EXTENSION OF LIMITATION PERIOD BY SUPREME COURT

Considering all these difficulties, The Supreme Court of India on 23rd of March, 2020 passed an order excluding the period of lockdown in computing the limitation period. The Supreme Court passed this order under Article 142 read with Article 141 of the Constitution of India in order to do complete justice to the aggrieved and such an order is binding on all the Courts within the territory of India. 

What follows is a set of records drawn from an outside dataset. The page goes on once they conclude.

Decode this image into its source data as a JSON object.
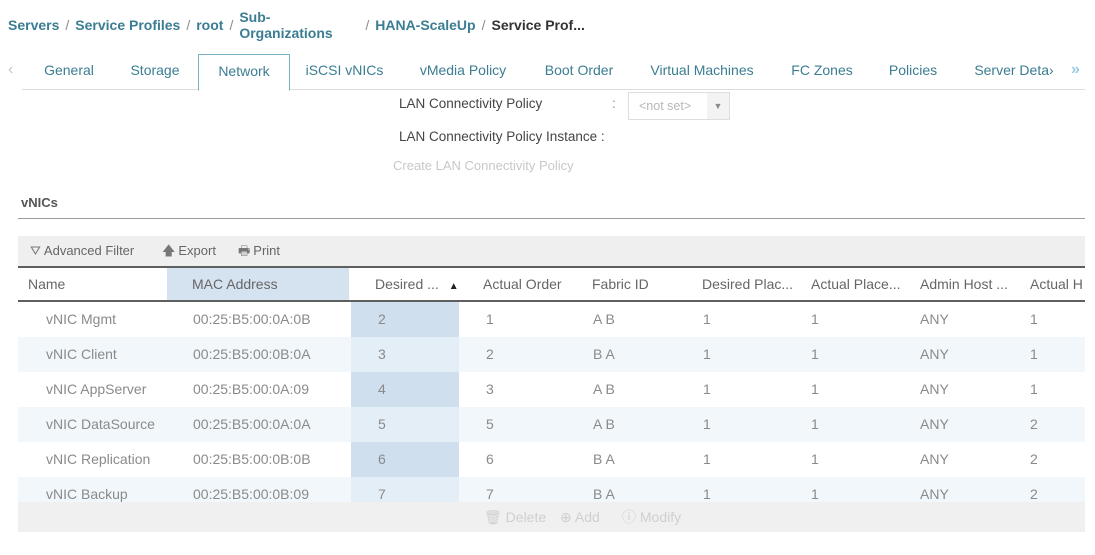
{
  "breadcrumb": {
    "items": [
      "Servers",
      "Service Profiles",
      "root"
    ],
    "sub_org_line1": "Sub-",
    "sub_org_line2": "Organizations",
    "org": "HANA-ScaleUp",
    "current": "Service Prof...",
    "separator": "/"
  },
  "tabs": {
    "prev_icon": "‹",
    "next_icon": "»",
    "items": [
      {
        "label": "General"
      },
      {
        "label": "Storage"
      },
      {
        "label": "Network",
        "active": true
      },
      {
        "label": "iSCSI vNICs"
      },
      {
        "label": "vMedia Policy"
      },
      {
        "label": "Boot Order"
      },
      {
        "label": "Virtual Machines"
      },
      {
        "label": "FC Zones"
      },
      {
        "label": "Policies"
      },
      {
        "label": "Server Deta›"
      }
    ]
  },
  "lan": {
    "policy_label": "LAN Connectivity Policy",
    "colon": ":",
    "policy_value": "<not set>",
    "dropdown_icon": "▼",
    "instance_label": "LAN Connectivity Policy Instance :",
    "create_link": "Create LAN Connectivity Policy"
  },
  "vnics": {
    "title": "vNICs",
    "toolbar": {
      "filter_icon": "⛛",
      "filter_label": "Advanced Filter",
      "export_icon": "🡅",
      "export_label": "Export",
      "print_icon": "🖶",
      "print_label": "Print"
    },
    "columns": [
      "Name",
      "MAC Address",
      "Desired ...",
      "Actual Order",
      "Fabric ID",
      "Desired Plac...",
      "Actual Place...",
      "Admin Host ...",
      "Actual H"
    ],
    "sort_icon": "▲",
    "rows": [
      [
        "vNIC Mgmt",
        "00:25:B5:00:0A:0B",
        "2",
        "1",
        "A B",
        "1",
        "1",
        "ANY",
        "1"
      ],
      [
        "vNIC Client",
        "00:25:B5:00:0B:0A",
        "3",
        "2",
        "B A",
        "1",
        "1",
        "ANY",
        "1"
      ],
      [
        "vNIC AppServer",
        "00:25:B5:00:0A:09",
        "4",
        "3",
        "A B",
        "1",
        "1",
        "ANY",
        "1"
      ],
      [
        "vNIC DataSource",
        "00:25:B5:00:0A:0A",
        "5",
        "5",
        "A B",
        "1",
        "1",
        "ANY",
        "2"
      ],
      [
        "vNIC Replication",
        "00:25:B5:00:0B:0B",
        "6",
        "6",
        "B A",
        "1",
        "1",
        "ANY",
        "2"
      ],
      [
        "vNIC Backup",
        "00:25:B5:00:0B:09",
        "7",
        "7",
        "B A",
        "1",
        "1",
        "ANY",
        "2"
      ]
    ],
    "footer": {
      "delete_icon": "🗑",
      "delete_label": "Delete",
      "add_icon": "⊕",
      "add_label": "Add",
      "modify_icon": "ⓘ",
      "modify_label": "Modify"
    }
  }
}
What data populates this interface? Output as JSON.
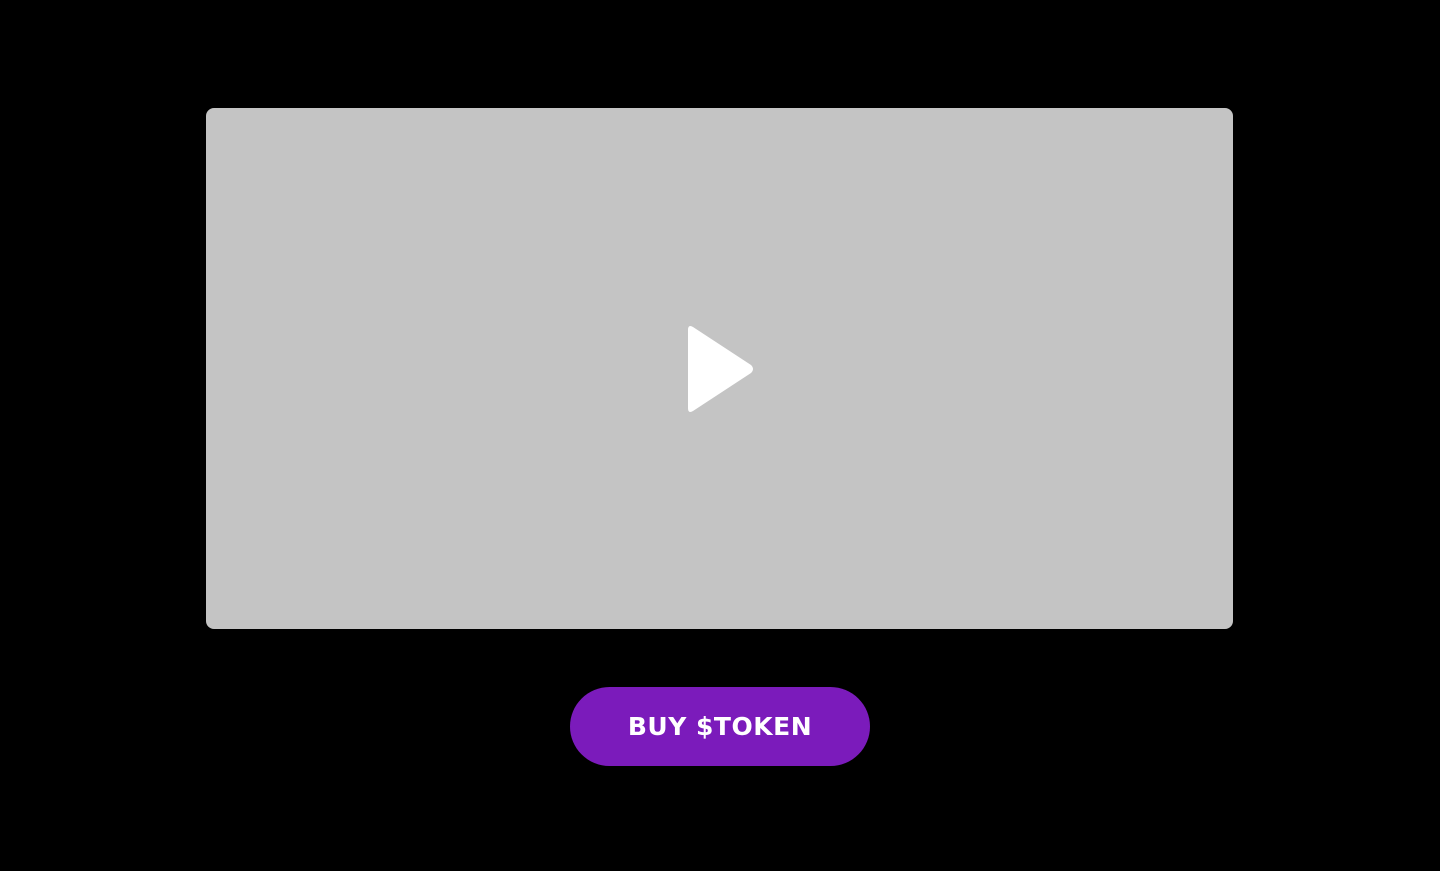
{
  "video": {
    "play_icon": "play-icon",
    "placeholder_color": "#c4c4c4"
  },
  "cta": {
    "buy_label": "BUY $TOKEN",
    "color": "#7b1bbb"
  },
  "theme": {
    "background": "#000000",
    "icon_color": "#ffffff"
  }
}
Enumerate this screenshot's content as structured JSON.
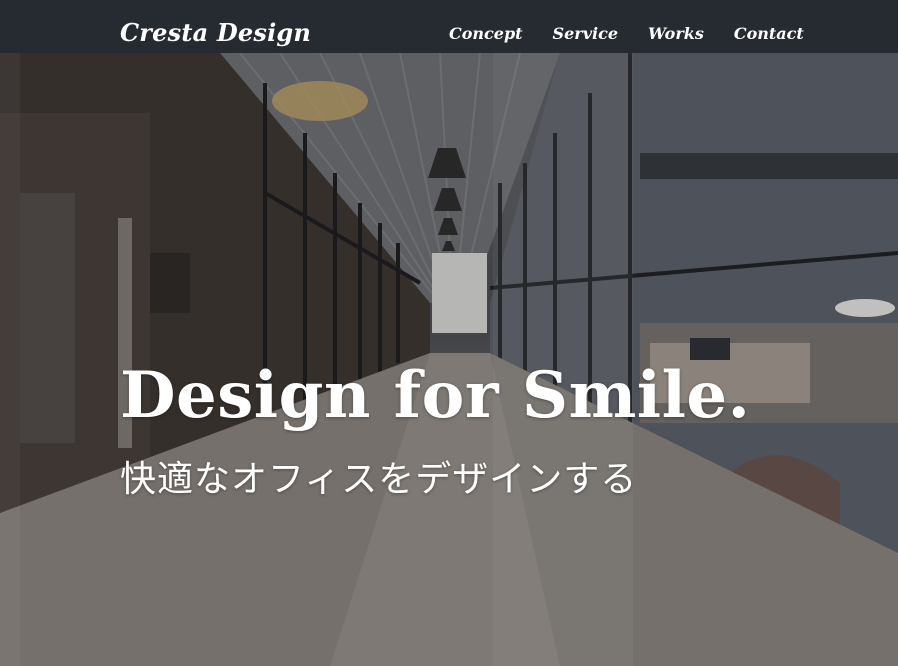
{
  "header": {
    "logo": "Cresta Design",
    "nav": [
      "Concept",
      "Service",
      "Works",
      "Contact"
    ]
  },
  "hero": {
    "headline": "Design for Smile.",
    "subline": "快適なオフィスをデザインする"
  },
  "colors": {
    "header_bg": "#252b31",
    "text": "#ffffff"
  }
}
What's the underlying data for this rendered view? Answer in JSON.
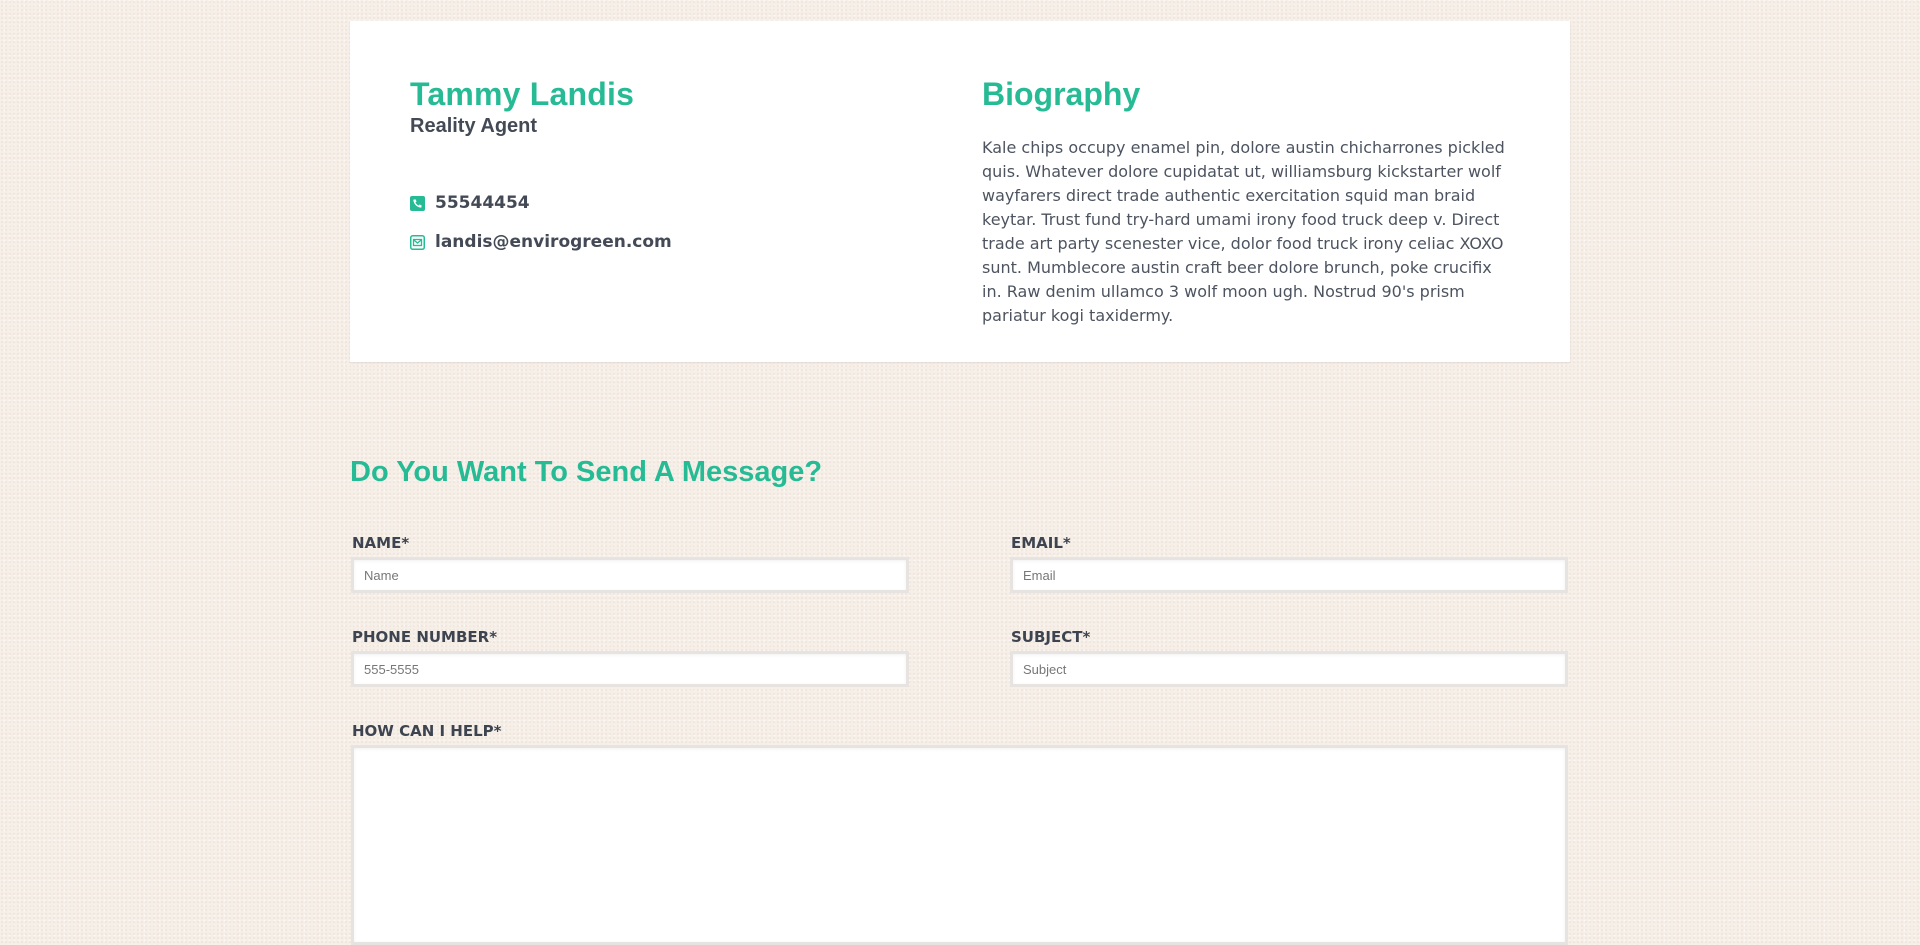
{
  "agent": {
    "name": "Tammy Landis",
    "role": "Reality Agent",
    "phone": "55544454",
    "email": "landis@envirogreen.com"
  },
  "biography": {
    "title": "Biography",
    "text": "Kale chips occupy enamel pin, dolore austin chicharrones pickled quis. Whatever dolore cupidatat ut, williamsburg kickstarter wolf wayfarers direct trade authentic exercitation squid man braid keytar. Trust fund try-hard umami irony food truck deep v. Direct trade art party scenester vice, dolor food truck irony celiac XOXO sunt. Mumblecore austin craft beer dolore brunch, poke crucifix in. Raw denim ullamco 3 wolf moon ugh. Nostrud 90's prism pariatur kogi taxidermy."
  },
  "form": {
    "title": "Do You Want To Send A Message?",
    "name_label": "NAME*",
    "name_placeholder": "Name",
    "email_label": "EMAIL*",
    "email_placeholder": "Email",
    "phone_label": "PHONE NUMBER*",
    "phone_placeholder": "555-5555",
    "subject_label": "SUBJECT*",
    "subject_placeholder": "Subject",
    "help_label": "HOW CAN I HELP*"
  },
  "colors": {
    "accent": "#26bb94",
    "text": "#434a56",
    "background": "#f6efe8"
  },
  "icons": {
    "phone": "phone-square-icon",
    "email": "envelope-square-icon"
  }
}
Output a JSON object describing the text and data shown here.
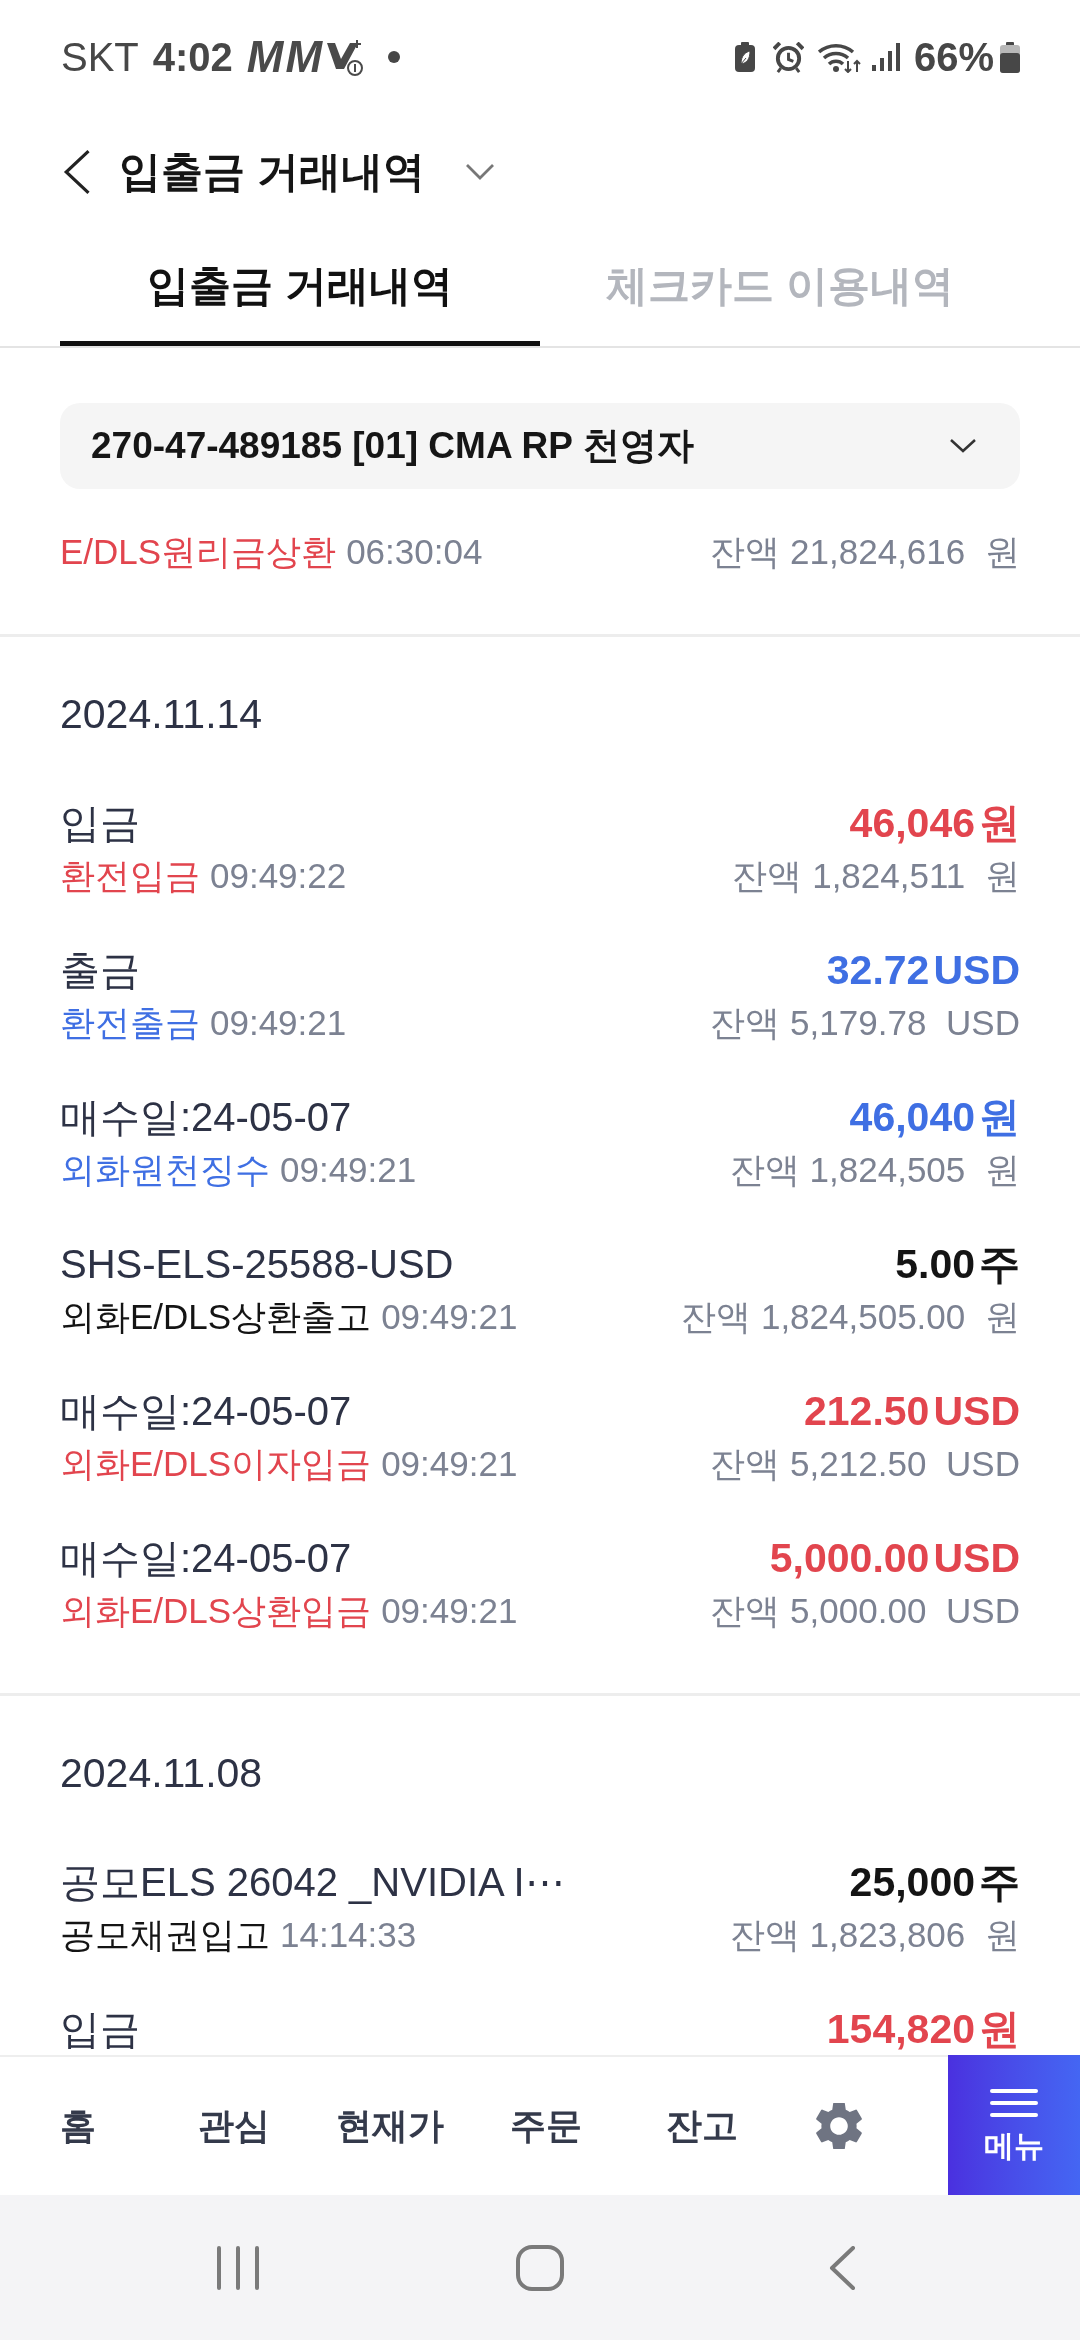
{
  "status_bar": {
    "carrier": "SKT",
    "time": "4:02",
    "notification_glyphs": [
      "M",
      "M"
    ],
    "battery": "66%"
  },
  "header": {
    "title": "입출금 거래내역"
  },
  "tabs": [
    {
      "label": "입출금 거래내역",
      "selected": true
    },
    {
      "label": "체크카드 이용내역",
      "selected": false
    }
  ],
  "account_selector": {
    "value": "270-47-489185 [01] CMA RP 천영자"
  },
  "partial_row": {
    "kind": "deposit",
    "type": "E/DLS원리금상환",
    "time": "06:30:04",
    "balance_label": "잔액",
    "balance": "21,824,616",
    "balance_unit": "원"
  },
  "groups": [
    {
      "date": "2024.11.14",
      "transactions": [
        {
          "title": "입금",
          "kind": "deposit",
          "amount": "46,046",
          "unit": "원",
          "type": "환전입금",
          "time": "09:49:22",
          "balance_label": "잔액",
          "balance": "1,824,511",
          "balance_unit": "원"
        },
        {
          "title": "출금",
          "kind": "withdrawal",
          "amount": "32.72",
          "unit": "USD",
          "type": "환전출금",
          "time": "09:49:21",
          "balance_label": "잔액",
          "balance": "5,179.78",
          "balance_unit": "USD"
        },
        {
          "title": "매수일:24-05-07",
          "kind": "withdrawal",
          "amount": "46,040",
          "unit": "원",
          "type": "외화원천징수",
          "time": "09:49:21",
          "balance_label": "잔액",
          "balance": "1,824,505",
          "balance_unit": "원"
        },
        {
          "title": "SHS-ELS-25588-USD",
          "kind": "securities",
          "amount": "5.00",
          "unit": "주",
          "type": "외화E/DLS상환출고",
          "time": "09:49:21",
          "balance_label": "잔액",
          "balance": "1,824,505.00",
          "balance_unit": "원"
        },
        {
          "title": "매수일:24-05-07",
          "kind": "deposit",
          "amount": "212.50",
          "unit": "USD",
          "type": "외화E/DLS이자입금",
          "time": "09:49:21",
          "balance_label": "잔액",
          "balance": "5,212.50",
          "balance_unit": "USD"
        },
        {
          "title": "매수일:24-05-07",
          "kind": "deposit",
          "amount": "5,000.00",
          "unit": "USD",
          "type": "외화E/DLS상환입금",
          "time": "09:49:21",
          "balance_label": "잔액",
          "balance": "5,000.00",
          "balance_unit": "USD"
        }
      ]
    },
    {
      "date": "2024.11.08",
      "transactions": [
        {
          "title": "공모ELS 26042 _NVIDIA I⋯",
          "kind": "securities",
          "amount": "25,000",
          "unit": "주",
          "type": "공모채권입고",
          "time": "14:14:33",
          "balance_label": "잔액",
          "balance": "1,823,806",
          "balance_unit": "원"
        },
        {
          "title": "입금",
          "kind": "deposit",
          "amount": "154,820",
          "unit": "원"
        }
      ]
    }
  ],
  "bottom_nav": {
    "items": [
      {
        "label": "홈"
      },
      {
        "label": "관심"
      },
      {
        "label": "현재가"
      },
      {
        "label": "주문"
      },
      {
        "label": "잔고"
      }
    ],
    "menu_label": "메뉴"
  }
}
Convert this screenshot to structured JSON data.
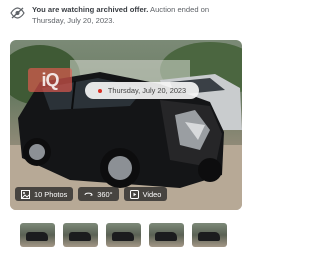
{
  "notice": {
    "strong_text": "You are watching archived offer.",
    "rest_text": " Auction ended on Thursday, July 20, 2023."
  },
  "gallery": {
    "watermark": "iQ",
    "date_label": "Thursday, July 20, 2023",
    "buttons": {
      "photos": "10 Photos",
      "spin": "360°",
      "video": "Video"
    }
  },
  "thumbnails": [
    "thumb-1",
    "thumb-2",
    "thumb-3",
    "thumb-4",
    "thumb-5"
  ]
}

In the order, the Supreme Court took cognizance of the present pandemic situation which poses challenges in filing petitions, suits, applications, appeals, etc. in all proceedings under the general and special law. In order to obviate such difficulties and to ensure that physical presence is not necessary for such filings, the Supreme Court held that 

“the period of limitation in all proceedings under a general and special law, whether or not its delay is condonable, shall stand extended with effect from 15/03/2020 until further notice”

WHAT THE ORDER ENTAILS?

The implication of such an order is that the period of limitation stops running and it will be resumed from the date which will be notified by the Supreme Court in the near future. For instance, if an order is passed by a lower Court say on 10/03/2020, the period to file an appeal to the concerned High Court is 30 days i.e. 10/04/2020. As the limitation period is suspended from 15/03/2020, the aggrieved party will still have 25 days to file the appeal once the Courts are reopened. 

This order is applicable to all civil, criminal  and writ petitions. It is applicable for cases under special laws like the Consumer Protection Act, etc. So the aggrieved parties need not fear to lose the cases for being time-barred by the Law of Limitation. For cases of urgent nature, there is an option of e-filing and video conferencing provided the Judge is satisfied with the reasons for urgency.